Aviation expert, lawyer and Avialaz Consultants CEO Sanjay Lazar described the approvals as a positive but preliminary step. “It’s a much-needed development; however, it’s only the first step in a long chain of steps to be taken,” he said. Pointing to the challenges ahead, Lazar added, “Most often promoters run out of breath by the time they get to starting up with aircraft & crew.” He also flagged structural issues, saying, “The aviation structure in India is such that it is unwelcoming in red tape and in cost structures.”

Lazar argued that the impact of these new entrants on the broader market may be limited. “Most of these new applicants are regional operators apart from Shank Air and thus don’t impact the overall market share of the giants,” he said, adding that “to change India’s aviation landscape will require at least 2 more national players and 2 more regional players in addition to those who have applied.”

Currently, there are nine operational scheduled domestic carriers in the country. Regional airline Fly Big suspended its scheduled flights in October, underscoring the fragile economics of smaller operators. Market concentration remains high, with IndiGo and the Air India Group, comprising Air India and Air India Express, together controlling over 90 per cent of the domestic market.

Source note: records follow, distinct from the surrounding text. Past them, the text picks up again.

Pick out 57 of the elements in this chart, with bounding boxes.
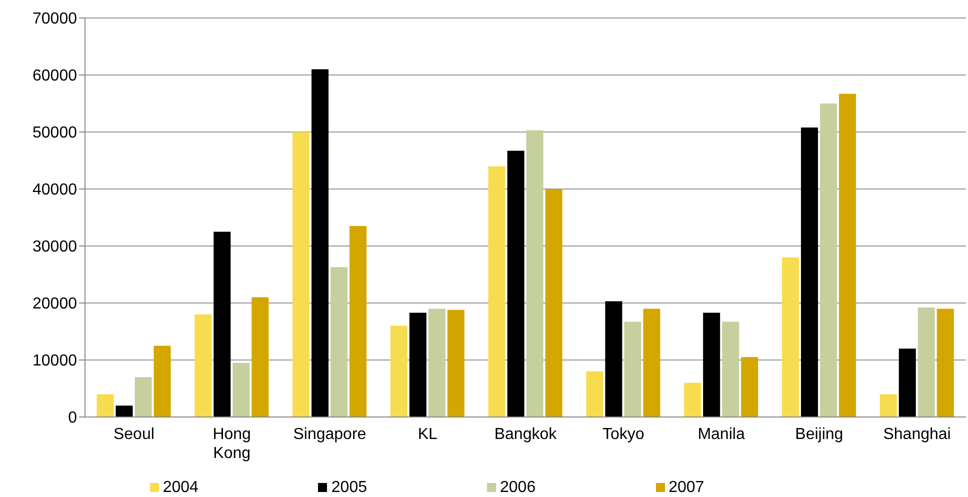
bar — [684, 382, 702, 417]
y-tick-label: 40000 — [32, 182, 78, 199]
bar — [838, 94, 856, 417]
y-tick-label: 60000 — [32, 68, 78, 85]
bar — [312, 69, 329, 417]
bar — [134, 377, 152, 417]
x-tick-label: Singapore — [293, 426, 366, 443]
y-tick-label: 70000 — [32, 10, 78, 28]
bar — [643, 308, 660, 417]
bar — [292, 132, 310, 417]
y-tick-label: 0 — [68, 410, 78, 427]
x-tick-label: Shanghai — [883, 426, 951, 443]
bar — [586, 371, 604, 417]
bar — [214, 232, 231, 417]
bar — [447, 310, 464, 417]
bar — [880, 394, 897, 417]
bar — [350, 226, 367, 417]
bar — [526, 130, 544, 417]
bar — [232, 362, 250, 417]
bar — [507, 150, 524, 417]
bar — [409, 312, 426, 417]
bar — [918, 308, 935, 417]
x-tick-label: Tokyo — [602, 426, 644, 443]
bar — [624, 322, 642, 417]
bar — [194, 314, 212, 417]
bar — [820, 104, 837, 417]
bar — [154, 346, 171, 417]
bar — [703, 312, 720, 417]
bar — [545, 189, 562, 417]
x-tick-label: Hong Kong — [212, 426, 251, 462]
bar — [252, 297, 269, 417]
x-tick-label: KL — [418, 426, 438, 443]
legend-label: 2006 — [500, 479, 536, 496]
bar — [800, 127, 818, 417]
legend-label: 2007 — [668, 479, 704, 496]
bar — [116, 406, 133, 417]
x-tick-label: Seoul — [113, 426, 154, 443]
bar — [605, 301, 622, 417]
bar — [782, 257, 799, 417]
bar — [488, 166, 506, 417]
y-tick-label: 30000 — [32, 238, 78, 256]
bar — [96, 394, 114, 417]
y-tick-label: 50000 — [32, 124, 78, 142]
bar — [330, 267, 348, 417]
x-tick-label: Beijing — [795, 426, 844, 443]
bar — [741, 357, 758, 417]
bar — [722, 322, 740, 417]
legend-label: 2004 — [162, 479, 198, 496]
legend-label: 2005 — [331, 479, 367, 496]
y-tick-label: 10000 — [32, 352, 78, 370]
x-tick-label: Bangkok — [494, 426, 558, 443]
x-tick-label: Manila — [698, 426, 745, 443]
bar — [898, 348, 916, 417]
bar — [936, 308, 954, 417]
bar — [428, 308, 446, 417]
bar — [390, 326, 408, 417]
y-tick-label: 20000 — [32, 296, 78, 313]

Concerns over an apparent duopoly have intensified in recent weeks following widespread operational disruptions at IndiGo, which alone commands more than 65 per cent market share. The episode renewed debate on whether India’s fast-expanding aviation market has enough competitive depth to absorb shocks.

Apart from Air India, Air India Express, IndiGo and state-owned Alliance Air, other scheduled carriers include Akasa Air, SpiceJet, Star Air, Fly91 and IndiaOne Air, according to the latest Directorate General of Civil Aviation data. The sector has also seen high-profile exits in recent years, with airlines such as Go First and Jet Airways ceasing operations amid mounting debt.

As new airlines line up for take-off, the developments signal renewed interest and policy support—but analysts say meaningful change in India’s aviation landscape will depend on whether these entrants can scale up sustainably in a market still dominated by a few large players.